News from the CRD IV-CRR/Basel III monitoring exercise by EBA
di Emilio Barucci

Mar 16 2017
News from the CRD IV-CRR/Basel III monitoring exercise by EBA  di Emilio Barucci

The European Banking Authority has released its semi-annual evaluation on the implementation of CRD IV-CRR/Basel III by banks (EBA 2017). The analysis refers to June 2016 and looks at capital ratio, leverage ratio, liquidity coverage ratio (LQR) and net stable funding ratio (NSFR).

It is important to notice that the monitoring activity concerns how banks (164 banks from 17 EU member States) comply with the full requirements of the regulation (at the end of the ‘‘phase in’’ period) and so it doesn’t provide a stress test on the solidity of banks. Taking the full requirements as a target, we may interpret the analysis as a signal about the status of the banks with respect to the regulation. Banks are divided in two groups: Group 1 (44 large banks) and Group 2 (120 medium banks).

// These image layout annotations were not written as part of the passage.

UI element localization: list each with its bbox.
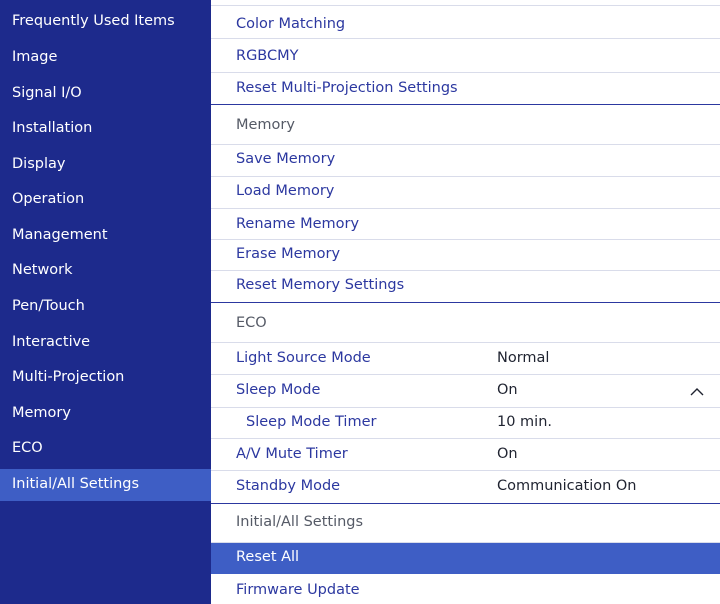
list-item-label: Rename Memory <box>236 216 360 232</box>
list-item-rgbcmy[interactable]: RGBCMY <box>211 39 720 73</box>
list-item-label: Color Matching <box>236 16 346 32</box>
section-title: ECO <box>236 315 267 331</box>
list-item-value: 10 min. <box>497 414 553 430</box>
list-item-firmware-update[interactable]: Firmware Update <box>211 574 720 604</box>
list-item-label: Save Memory <box>236 151 336 167</box>
list-item-color-matching[interactable]: Color Matching <box>211 6 720 39</box>
settings-list: Color Matching RGBCMY Reset Multi-Projec… <box>211 0 720 604</box>
list-item-label: RGBCMY <box>236 48 299 64</box>
sidebar-item-operation[interactable]: Operation <box>12 189 84 209</box>
list-item-load-memory[interactable]: Load Memory <box>211 177 720 209</box>
sidebar-item-multi-projection[interactable]: Multi-Projection <box>12 367 124 387</box>
list-item-erase-memory[interactable]: Erase Memory <box>211 240 720 271</box>
sidebar-item-pen-touch[interactable]: Pen/Touch <box>12 296 85 316</box>
list-item-save-memory[interactable]: Save Memory <box>211 145 720 177</box>
list-item-label: Sleep Mode <box>236 382 321 398</box>
sidebar-item-interactive[interactable]: Interactive <box>12 332 90 352</box>
list-item-label: Light Source Mode <box>236 350 371 366</box>
section-header-memory: Memory <box>211 105 720 145</box>
list-item-light-source-mode[interactable]: Light Source Mode Normal <box>211 343 720 375</box>
list-item-label: Firmware Update <box>236 582 360 598</box>
sidebar-item-initial-all-settings[interactable]: Initial/All Settings <box>12 474 139 494</box>
sidebar-item-memory[interactable]: Memory <box>12 403 71 423</box>
list-item-standby-mode[interactable]: Standby Mode Communication On <box>211 471 720 504</box>
list-item-rename-memory[interactable]: Rename Memory <box>211 209 720 240</box>
sidebar-item-frequently-used-items[interactable]: Frequently Used Items <box>12 11 175 31</box>
list-item-label: Load Memory <box>236 183 335 199</box>
list-item-label: Sleep Mode Timer <box>246 414 377 430</box>
list-item-value: On <box>497 446 518 462</box>
sidebar-item-display[interactable]: Display <box>12 154 65 174</box>
list-item-label: Reset Memory Settings <box>236 277 405 293</box>
section-header-initial-all-settings: Initial/All Settings <box>211 504 720 543</box>
sidebar-menu: Frequently Used Items Image Signal I/O I… <box>0 0 211 604</box>
section-title: Initial/All Settings <box>236 514 364 530</box>
sidebar-item-signal-io[interactable]: Signal I/O <box>12 83 82 103</box>
list-item-label: Standby Mode <box>236 478 341 494</box>
sidebar-item-management[interactable]: Management <box>12 225 108 245</box>
list-item-reset-all[interactable]: Reset All <box>211 543 720 574</box>
list-item-av-mute-timer[interactable]: A/V Mute Timer On <box>211 439 720 471</box>
list-item-label: A/V Mute Timer <box>236 446 348 462</box>
section-title: Memory <box>236 117 295 133</box>
sidebar-item-image[interactable]: Image <box>12 47 57 67</box>
list-item-sleep-mode-timer[interactable]: Sleep Mode Timer 10 min. <box>211 408 720 439</box>
list-item-label: Erase Memory <box>236 246 341 262</box>
list-item-sleep-mode[interactable]: Sleep Mode On <box>211 375 720 408</box>
sidebar-item-network[interactable]: Network <box>12 260 73 280</box>
sidebar-item-installation[interactable]: Installation <box>12 118 92 138</box>
list-item-reset-memory-settings[interactable]: Reset Memory Settings <box>211 271 720 303</box>
list-item-value: Communication On <box>497 478 637 494</box>
list-item-value: Normal <box>497 350 550 366</box>
section-header-eco: ECO <box>211 303 720 343</box>
list-item-label: Reset Multi-Projection Settings <box>236 80 458 96</box>
list-item-value: On <box>497 382 518 398</box>
list-item-label: Reset All <box>236 549 300 565</box>
sidebar-item-eco[interactable]: ECO <box>12 438 43 458</box>
list-item-reset-multi-projection-settings[interactable]: Reset Multi-Projection Settings <box>211 73 720 105</box>
chevron-up-icon[interactable] <box>689 386 705 398</box>
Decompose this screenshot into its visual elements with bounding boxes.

The main results are the following:

  • (risk weighted) Capital ratios (CET1, Tier 1, Total capital) are not a problem thanks to a significant increase in CET1 capital (around 55% during the last five years) and to a lesser degree by a decrease in RWA (around 20%). Also the leverage ratio showed a significant increase. Leverage ratio shows a higher dispersion among banks than Tier 1 ratio.
  • There is no shortfall on CET1 capital, the capital shortfall to cover risk based ratios is 2.1 bln euro, 3 bln are necessary to cover the leverage ratio requirements. The leverage ratio constraint is more binding for Group 2 banks than for Group 1 banks.
  • Risk-based ratio constraints are more binding than the leverage ratio constraint. As a matter of fact, only 29% of Group 1 banks and 40% of Group 2 banks are more constrained by the leverage ratio constraint than by the risk based Tier 1 capital requirement in a sense that they need more capital to meet the leverage ratio at 3% than the risk based ratio at 8.5% plus G-SII/O-SII buffers.
  • During the last four years Group 1 banks have decreased the quality of their capital, i.e., the fraction of CET1 capital over regulatory capital is on average equal to 77%, the opposite trend is observed for Groups 2 banks that on average have 86% of their regulatory capital as CET1 capital.
  • On the composition of RWA we observe an increase of operational risk (more pronounced for Group 1 banks) and a decline of market risk and of CVA with a cutting of CVA positions.
  • Considering the exposures in the balance sheet, Groups 1 banks have 23% allocated to derivatives, securities, off-balance-sheet items, Groups 2 banks have only 10%.
  • The risk density (the ratio between RWA and exposure) has decreased over time showing that banks have decreased their RWA and increased their exposure, i.e., the main driver was a de-risking rather than a de-leveraging.
  • The liquidity coverage ratio doesn’t bind significantly banks: the 100% constraint, which will be binding by 2018, leads to a shortfall of 2.5 bln. Instead, the Net stable funding ratio produces a shortfall of 159 bln. The shortfall is mostly attributable to Group 1 banks.